Re: std::vector padding behavior and alignment
On Apr 30, 2:29 am, blargg....@gishpuppy.com (blargg) wrote:
Andrew Tomazos wrote:
[Basically asks how vector can allocate reserve space without
calling constructors, and ensure that the space is
appropriately aligned]
Any of the following allocates memory appropriately aligned
for n objects of any type T, without invoking any
constructors:
size_t size = n * sizeof (T);
void* p;
p = new char [size];
p = operator new ( size );
p = operator new [] ( size );
p = malloc( size );
The current standard (ISO/IEC 14882:2003) requires the standard
allocator to use ::operator new( size_t ) to acquire the raw
memory. None of the other techniques are permitted. (A user
defined allocator can use anything it wishes.)
A pointer to a particular object i can be obtained trivially:
T* t = static_cast<T*> (p) + i;
The implementations I've seen do the case directly on the return
value of ::operator new, and maintain the pointers as T*. Of
course, they're very careful not to access any of the elements
as T before they've been constructed, and after they've been
destructed.
The reason for this is probably because they use the internal
pointers very much like iterators, which requires pointer
arithmetic, and pointer arithmetic doesn't work on void*.

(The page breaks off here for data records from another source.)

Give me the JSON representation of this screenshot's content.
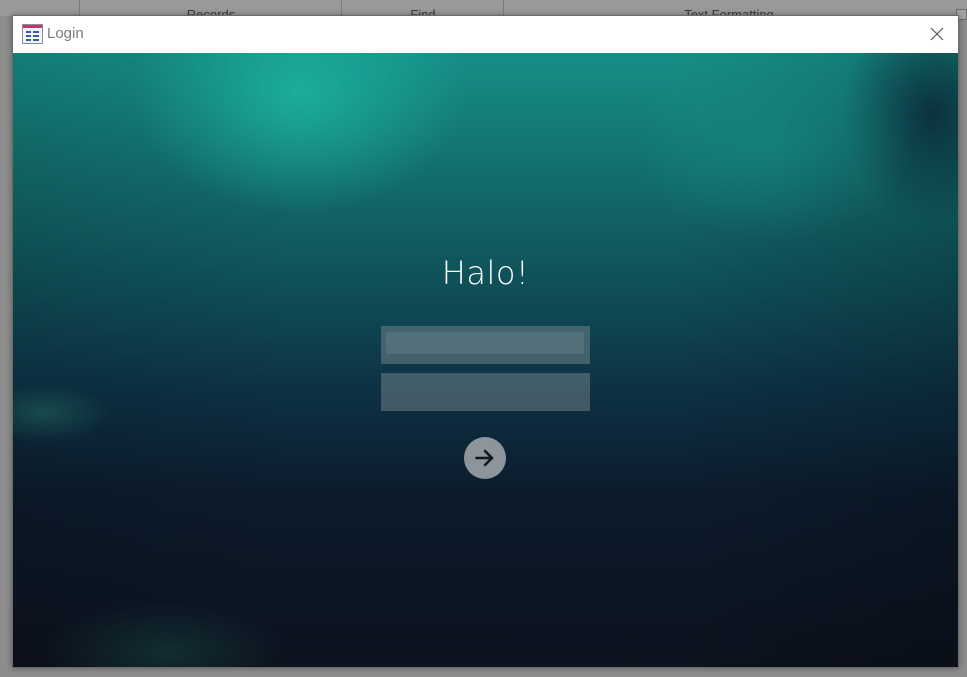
{
  "background_ribbon": {
    "groups": [
      {
        "label": "Records"
      },
      {
        "label": "Find"
      },
      {
        "label": "Text Formatting"
      }
    ]
  },
  "dialog": {
    "title": "Login",
    "title_icon": "form-icon",
    "close_icon": "close-icon"
  },
  "login": {
    "greeting": "Halo!",
    "username": {
      "value": "",
      "placeholder": ""
    },
    "password": {
      "value": "",
      "placeholder": ""
    },
    "submit_icon": "arrow-right-icon"
  },
  "colors": {
    "gradient_top": "#168f86",
    "gradient_bottom": "#0c121e",
    "field_fill": "#5f6b73",
    "button_fill": "#8d959b",
    "greeting_text": "#ffffff"
  }
}
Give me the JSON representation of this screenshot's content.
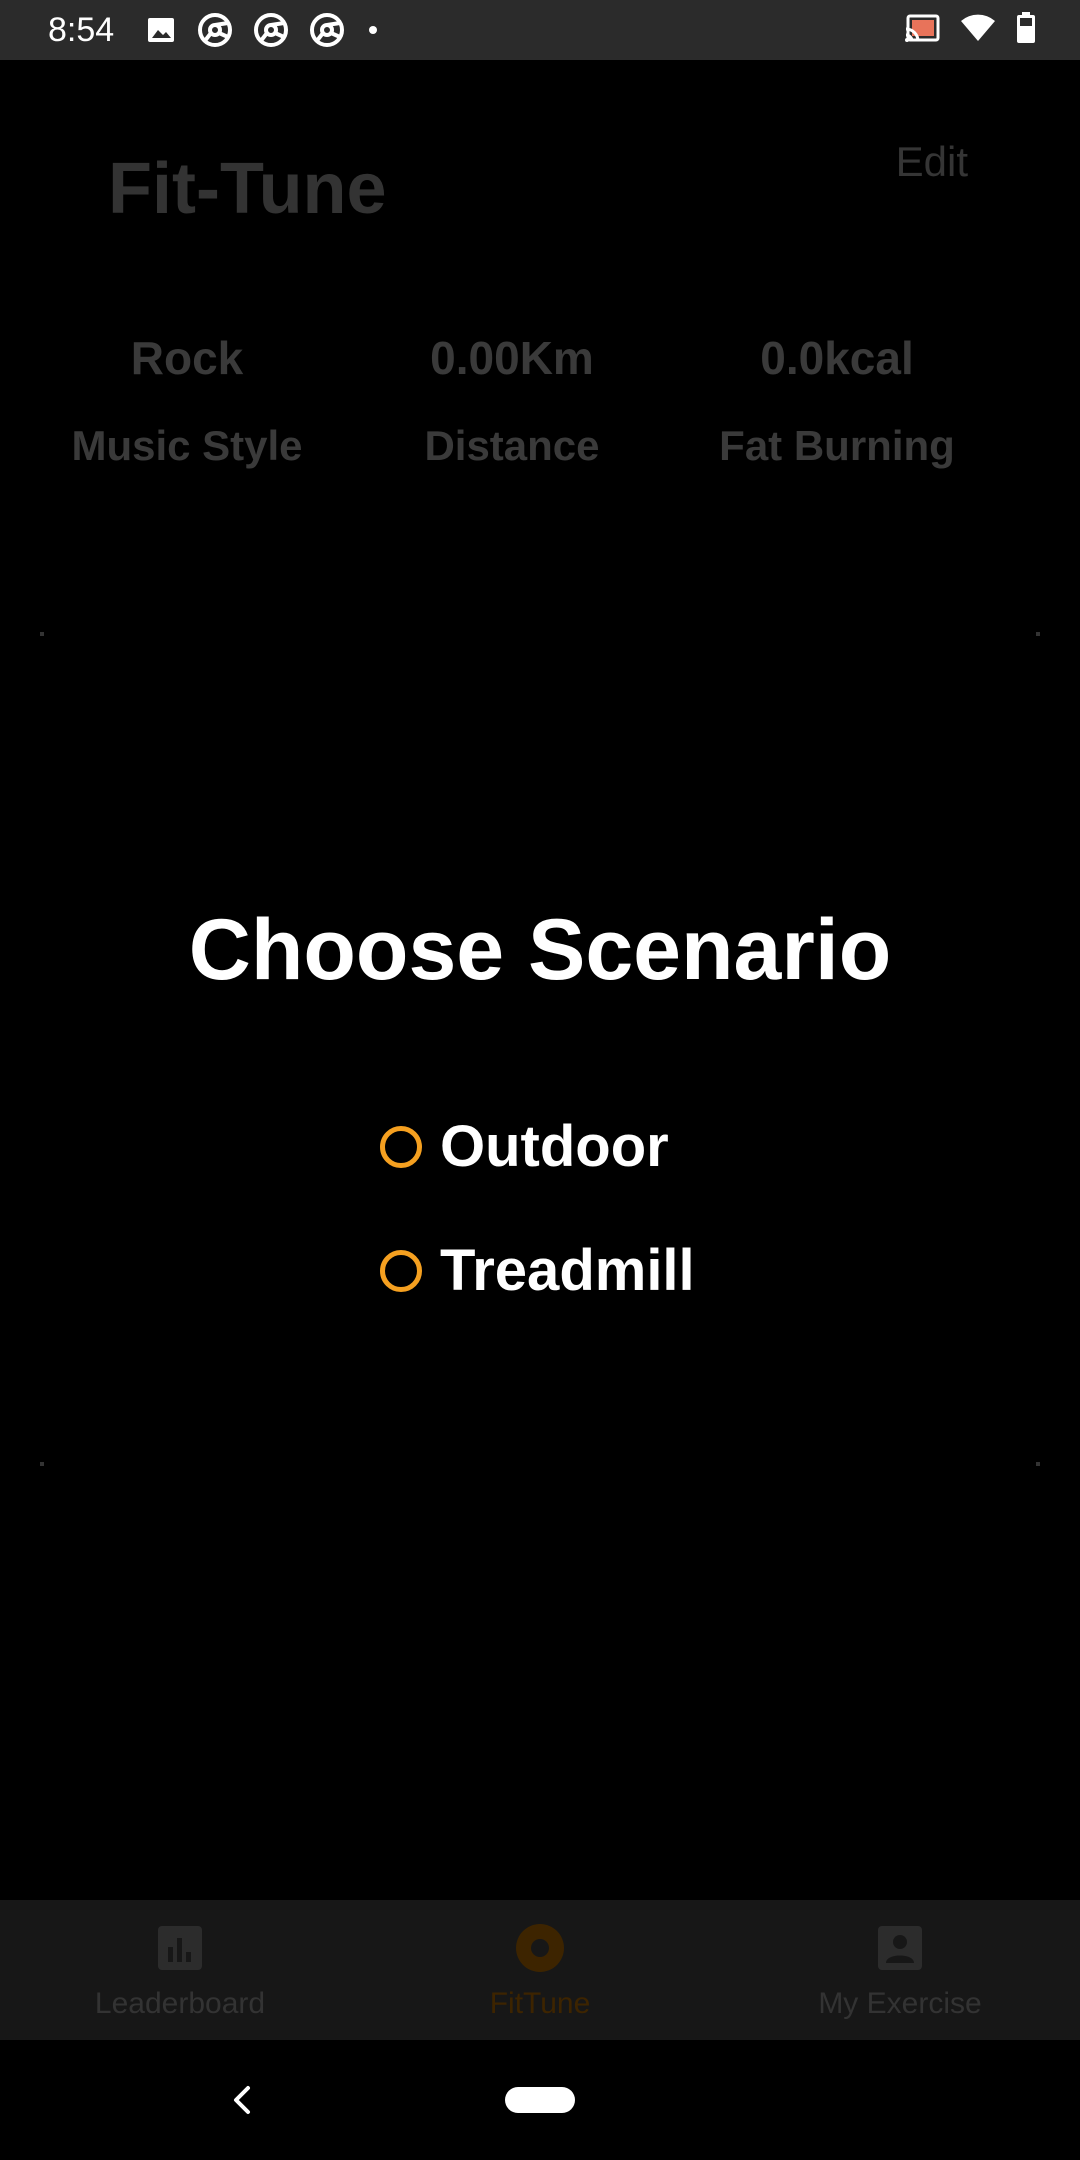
{
  "status_bar": {
    "time": "8:54",
    "left_icons": [
      "image-icon",
      "chrome-icon",
      "chrome-icon",
      "chrome-icon",
      "dot-icon"
    ],
    "right_icons": [
      "cast-icon",
      "wifi-icon",
      "battery-icon"
    ]
  },
  "app": {
    "title": "Fit-Tune",
    "edit_label": "Edit"
  },
  "stats": [
    {
      "value": "Rock",
      "label": "Music Style"
    },
    {
      "value": "0.00Km",
      "label": "Distance"
    },
    {
      "value": "0.0kcal",
      "label": "Fat Burning"
    }
  ],
  "dialog": {
    "title": "Choose Scenario",
    "options": [
      {
        "label": "Outdoor",
        "selected": false
      },
      {
        "label": "Treadmill",
        "selected": false
      }
    ],
    "accent_color": "#f5a020"
  },
  "bottom_nav": {
    "items": [
      {
        "label": "Leaderboard",
        "icon": "bar-chart-icon",
        "active": false
      },
      {
        "label": "FitTune",
        "icon": "fittune-icon",
        "active": true
      },
      {
        "label": "My Exercise",
        "icon": "person-icon",
        "active": false
      }
    ]
  },
  "system_nav": {
    "back_icon": "back-chevron-icon",
    "home_icon": "home-pill-icon"
  }
}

I believe, too (although I'm too lazy to verify it) that the
standard requires the containers to use the allocator member
functions construct and destroy for construction and
destruction. The default allocator is required to use placement
new and an explicit call to the destructor; a user defined
allocator can, again, use anything that works (but in this case,
I don't know of anything else that would work).